We set our lives by cycles, adapting to the climate, commute and circumstances through them. Without them, we are tormented, tossed, and torn to pieces. While dramatic, imagine eating and sleeping at completely random and unscheduled times. Cycles are boundaries in which nature sets its roots. The basis of our human cycles is repetition: The routes, the sights, the people, the thoughts. I'm barely into a work routine and I already see this so clearly. Or maybe because i'm starting I am aware of the patterns forming. In some commuting veterans I can see the metaphors in the faces on the train. He is the canyon carved by thousands of years of flowing water taking the path of least resistance. She is the tide to a moon that will rise once more. Like the gravitational pull of some large and mysterious body, our cycles can slowly drag us into an inevitable fiery end.

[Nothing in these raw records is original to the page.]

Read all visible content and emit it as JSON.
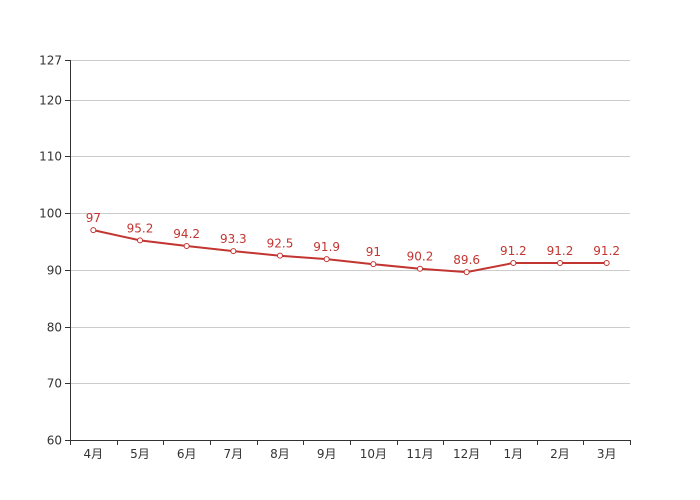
{
  "chart_data": {
    "type": "line",
    "title": "",
    "xlabel": "",
    "ylabel": "",
    "categories": [
      "4月",
      "5月",
      "6月",
      "7月",
      "8月",
      "9月",
      "10月",
      "11月",
      "12月",
      "1月",
      "2月",
      "3月"
    ],
    "series": [
      {
        "values": [
          97,
          95.2,
          94.2,
          93.3,
          92.5,
          91.9,
          91,
          90.2,
          89.6,
          91.2,
          91.2,
          91.2
        ]
      }
    ],
    "ylim": [
      60,
      127
    ],
    "yticks": [
      60,
      70,
      80,
      90,
      100,
      110,
      120,
      127
    ],
    "grid": true,
    "data_labels": true,
    "colors": {
      "line": "#c23531",
      "grid": "#cccccc",
      "axis": "#333333"
    }
  }
}
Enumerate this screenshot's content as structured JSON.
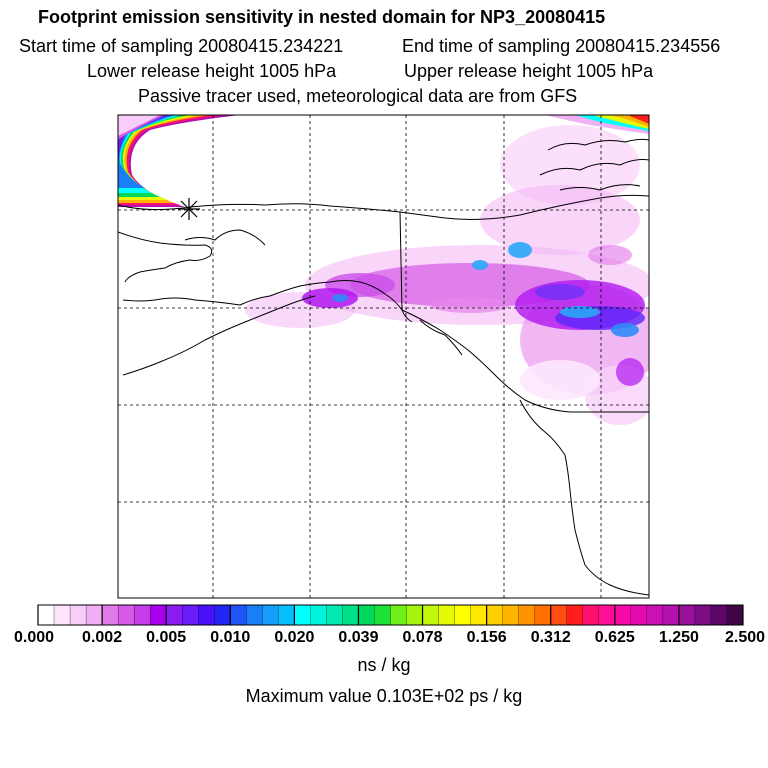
{
  "header": {
    "title": "Footprint emission sensitivity in nested domain for NP3_20080415",
    "start_time": "Start time of sampling 20080415.234221",
    "end_time": "End time of sampling 20080415.234556",
    "lower_height": "Lower release height 1005 hPa",
    "upper_height": "Upper release height 1005 hPa",
    "tracer_info": "Passive tracer used, meteorological data are from GFS"
  },
  "colorbar": {
    "ticks": [
      "0.000",
      "0.002",
      "0.005",
      "0.010",
      "0.020",
      "0.039",
      "0.078",
      "0.156",
      "0.312",
      "0.625",
      "1.250",
      "2.500"
    ],
    "units": "ns / kg",
    "max_value": "Maximum value  0.103E+02 ps / kg",
    "colors": [
      "#ffffff",
      "#fde6fd",
      "#f9cdf9",
      "#f2b0f4",
      "#e27ae9",
      "#d65ae6",
      "#c63ce8",
      "#aa00ee",
      "#8a1cf2",
      "#6a1cf6",
      "#4a10fa",
      "#2424f4",
      "#1f55f6",
      "#1a7ef8",
      "#149efa",
      "#05c0fc",
      "#00ffff",
      "#00f5dc",
      "#00eab2",
      "#00e28a",
      "#00d85c",
      "#1ee23a",
      "#70f019",
      "#a4f40c",
      "#c4f80a",
      "#e6fa05",
      "#ffff00",
      "#ffe800",
      "#ffd000",
      "#ffb400",
      "#ff9400",
      "#ff7000",
      "#ff4c10",
      "#ff1e1e",
      "#ff1070",
      "#ff0e96",
      "#f80aa8",
      "#e40ab0",
      "#cc10b4",
      "#b410b0",
      "#98109a",
      "#7a0c84",
      "#5e0666",
      "#420544"
    ]
  },
  "map": {
    "receptor_marker": "star-marker"
  }
}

Or they can remind us that the fundamental nature of mother nature is cyclical.
Indeed happiness, curiosity and suffering are the same as seasons, the forests, and the oceans. None of them persist unchanged, none of them are the exactly the same twice, and none of them exist without each other. That's the rules: No repeat button. It may seem like your spouse or partner is slowly turning into cement, or that your job never changes or the light will always turn red before you get there. However, fundamentally this cannot be true as uncertainty is constant. Human perception and human construction team up to wrap much of this uncertainty in nice shiny packages, like Christmas presents hiding a mess of circuit boards and plastic that make up their content beneath.
Incredibly, we've developed tools of great power that we can pronounce once rarified physical laws - if I drop a ball from my hand, gravity will take it to the ground at 9.8 m/s^2 - to be merely approximations. Evolutionarily, our brains need to process whether or not that shape in the dark is a lion is approaching. A rough shape, color, and sound are enough information to scare the shit out of our proverbial ancestor. Past our perceptual wrapping of the world, however, is uncertainty in it's purest form. More specifically, physicists have shown that you cannot know the exact location of the smallest bits of information we have observed. Think of a tiny cloud instead of a tiny point. Taking this up the elevator to the human scale, it's hard to say of it's impact on the brain and behavior (yet). But it does tell us this: that nothing is ever the same twice.
No matter how much we want the world to be certain and clean and cut into discrete pieces, it is not. While this may be scary on the surface, this fact can also be profoundly comforting. There is no pressure for perfection or certainty because it does not exist. You can never know why something happened because it can never be known in a literal sense. We have great approximates, but don't let that fool you into the burden of certainty. Yet we often do, and by doing so we carry the weight of every little action with us: Each of us a David with a personal Goliath strapped to our back. Why carry it? We have precious little conscious resources to start with, the last thing we need is to strain our attention with such fine grain control and analysis. So why not give up that desire for certainty and control?
You never had it in the first place.